みんなでばらばらに見ていると、
「えらい安くて、好きそうな籠があるよ」
と、珍しく夫が伝えに来てくれました。
ついて行ってみて、びっくり。1981年にシンガポールの雑貨屋で買った籠とまったく同じ籠がありました。
持っている籠と同じ籠があっても不思議はないのですが、買ってから30年も経って、しかも日本で見つけるなんて、そんな奇遇はめったにありません。
「この籠は、私に逢いにはるばる来たんだ」
買うっきゃないと思いました。
「よかったら、その籠に入っていた毛糸も持ってってくれる?」
とがんこやさん。
喜んでいただきました。
「おんなじところから出たオウムはいらない?」
昔、上海の工芸店にいろいろ並んでいた、動物の蓋ものです。
「・・・・」
「今もつくられているけど、ずっと仕事が雑になっているよ」
とがんこやさん。
「まぁ、もらおうか」
と値札に書いてあった300円を払おうとしたら、
「それもおまけ」
と、これもいただいてしまいました。
蓋は、顔の部分で曲げて編んであります。
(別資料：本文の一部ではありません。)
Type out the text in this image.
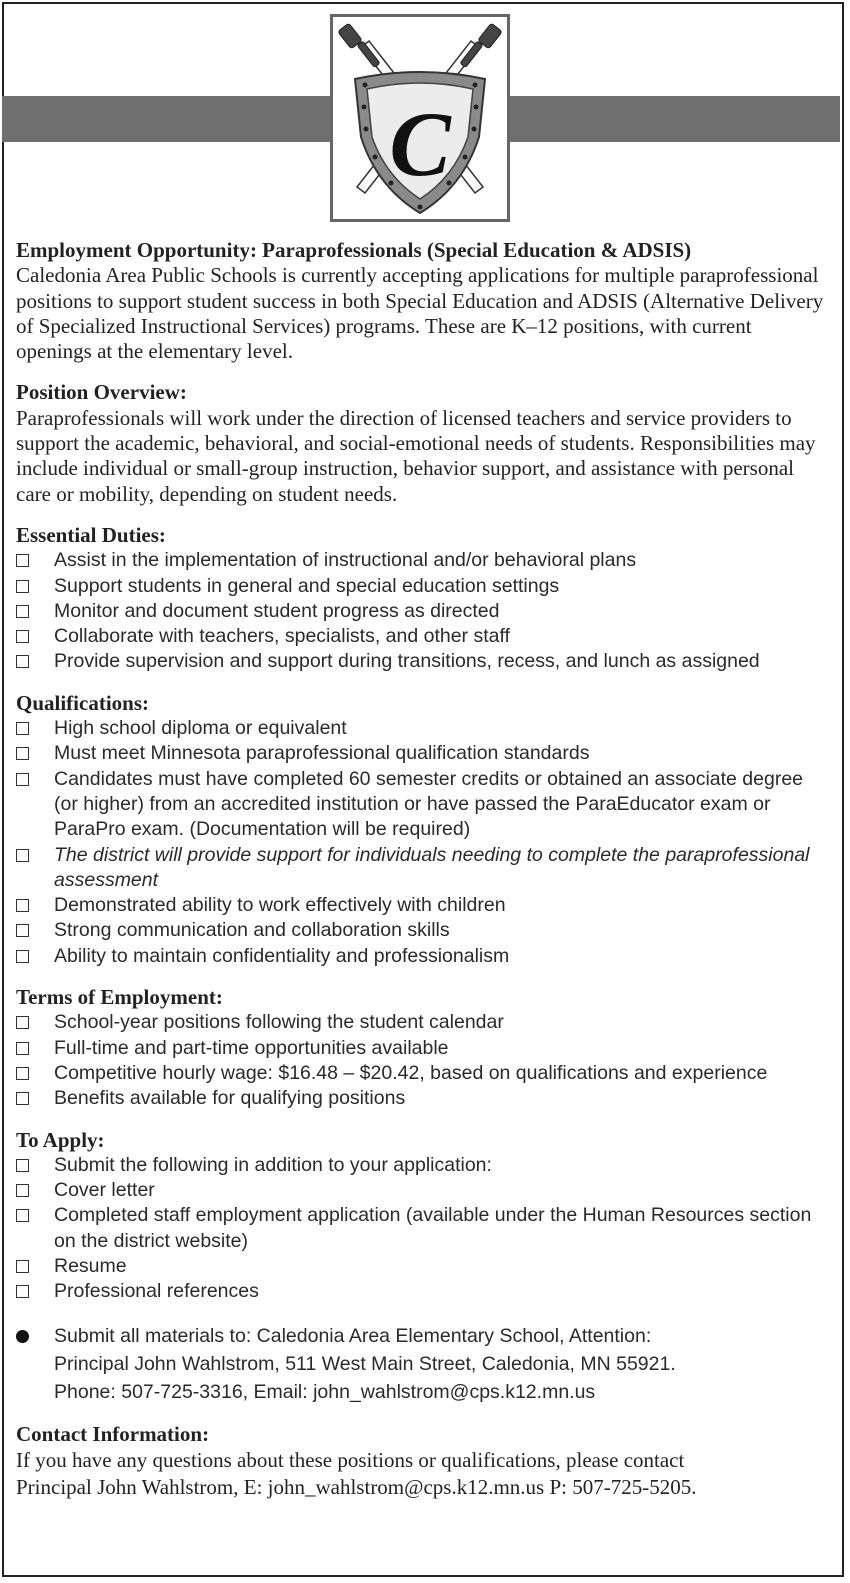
C
Employment Opportunity: Paraprofessionals (Special Education & ADSIS)

Caledonia Area Public Schools is currently accepting applications for multiple paraprofessional positions to support student success in both Special Education and ADSIS (Alternative Delivery of Specialized Instructional Services) programs. These are K–12 positions, with current openings at the elementary level.

Position Overview:

Paraprofessionals will work under the direction of licensed teachers and service providers to support the academic, behavioral, and social-emotional needs of students. Responsibilities may include individual or small-group instruction, behavior support, and assistance with personal care or mobility, depending on student needs.

Essential Duties:
Assist in the implementation of instructional and/or behavioral plans
Support students in general and special education settings
Monitor and document student progress as directed
Collaborate with teachers, specialists, and other staff
Provide supervision and support during transitions, recess, and lunch as assigned
Qualifications:
High school diploma or equivalent
Must meet Minnesota paraprofessional qualification standards
Candidates must have completed 60 semester credits or obtained an associate degree (or higher) from an accredited institution or have passed the ParaEducator exam or ParaPro exam. (Documentation will be required)
The district will provide support for individuals needing to complete the paraprofessional assessment
Demonstrated ability to work effectively with children
Strong communication and collaboration skills
Ability to maintain confidentiality and professionalism
Terms of Employment:
School-year positions following the student calendar
Full-time and part-time opportunities available
Competitive hourly wage: $16.48 – $20.42, based on qualifications and experience
Benefits available for qualifying positions
To Apply:
Submit the following in addition to your application:
Cover letter
Completed staff employment application (available under the Human Resources section on the district website)
Resume
Professional references
Submit all materials to: Caledonia Area Elementary School, Attention:
Principal John Wahlstrom, 511 West Main Street, Caledonia, MN 55921.
Phone: 507-725-3316, Email: john_wahlstrom@cps.k12.mn.us
Contact Information:

If you have any questions about these positions or qualifications, please contact

Principal John Wahlstrom, E: john_wahlstrom@cps.k12.mn.us P: 507-725-5205.
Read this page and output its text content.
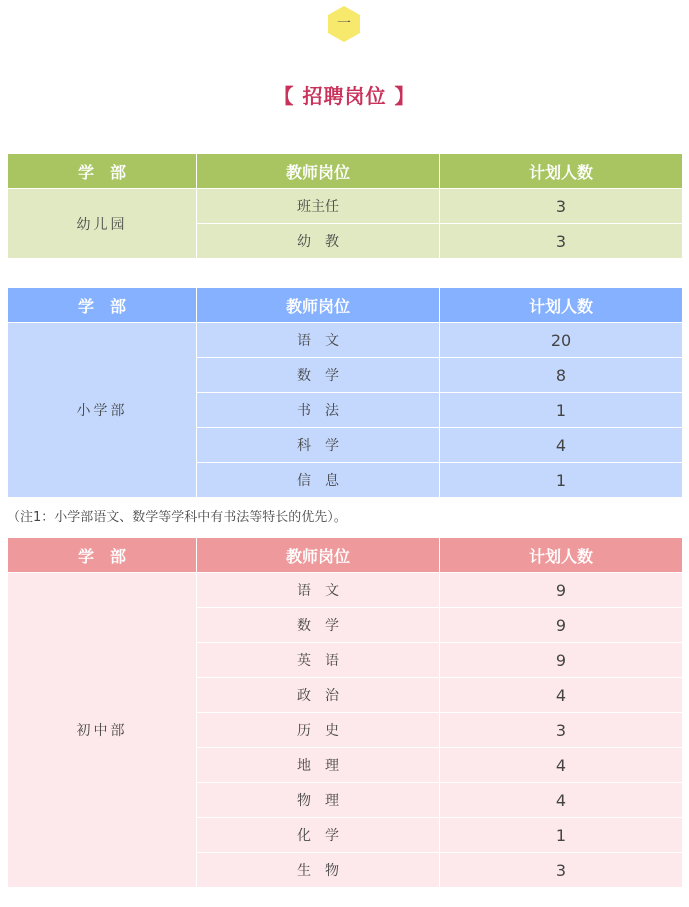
一
【 招聘岗位 】
学　部	教师岗位	计划人数
幼儿园	班主任	3
	幼　教	3
学　部	教师岗位	计划人数
小学部	语　文	20
	数　学	8
	书　法	1
	科　学	4
	信　息	1
（注1：小学部语文、数学等学科中有书法等特长的优先）。
学　部	教师岗位	计划人数
初中部	语　文	9
	数　学	9
	英　语	9
	政　治	4
	历　史	3
	地　理	4
	物　理	4
	化　学	1
	生　物	3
それに薄い竹を一枚一枚差し込んでいて、よく見ると確かに手が込んでいます。
蓋を裏返して見ると、羽の裏に緑色が残っていました。
売っていた当時は、原色の緑も生々しく、てかてかに光っていたはずです。
さて、手つき籠は、まるで双子のようでした。左が以前からあるものです。
三段になっていますが、一段だけ透かし模様があるところまでそっくりです。
長い間、シンガポールに移住した中国系の人がつくったのだとばかり思っていました。当時、バンコクにも、中国籠がつくれる方が三名ご存命でした。
しかし、こうして並べて見ると、中華人民共和国製のものが、シンガポールに輸出されて売られていたという可能性の方が高そうに思えます。今回見つけた籠に消えかかったラベルが残っていて、People's Republicの文字が見えます。
特定の地域とか、あるいは特定の人民公社の工芸所で同じものをつくっていたと思われますが、こう似ていると、もしかして同じ人がつくったのかもしれません。
それにしても、縁巻きがきれいにできている、美しい仕上げです。
同じような籠のミニチュアを持っています。
ただ、持ち手のところに輪っかがありますから、近いけれど、別の地域のものでしょう。
このような手つき籠は、菓籠と呼ばれ、お正月や結婚式などにお菓子を入れて配ったり行列したりするのに使われてきました。
しかし、近年、香港のお菓子屋さんが、お菓子の引き換えチケットを考案してから、贈る方も贈られる方もその方が便利だということで、慣習が廃れ、それにともなって籠も打ち捨てられているそうです。
寂しいことです。
ちょっと他のお弁当箱に脇に寄ってもらって、二つ、仲良く並びました。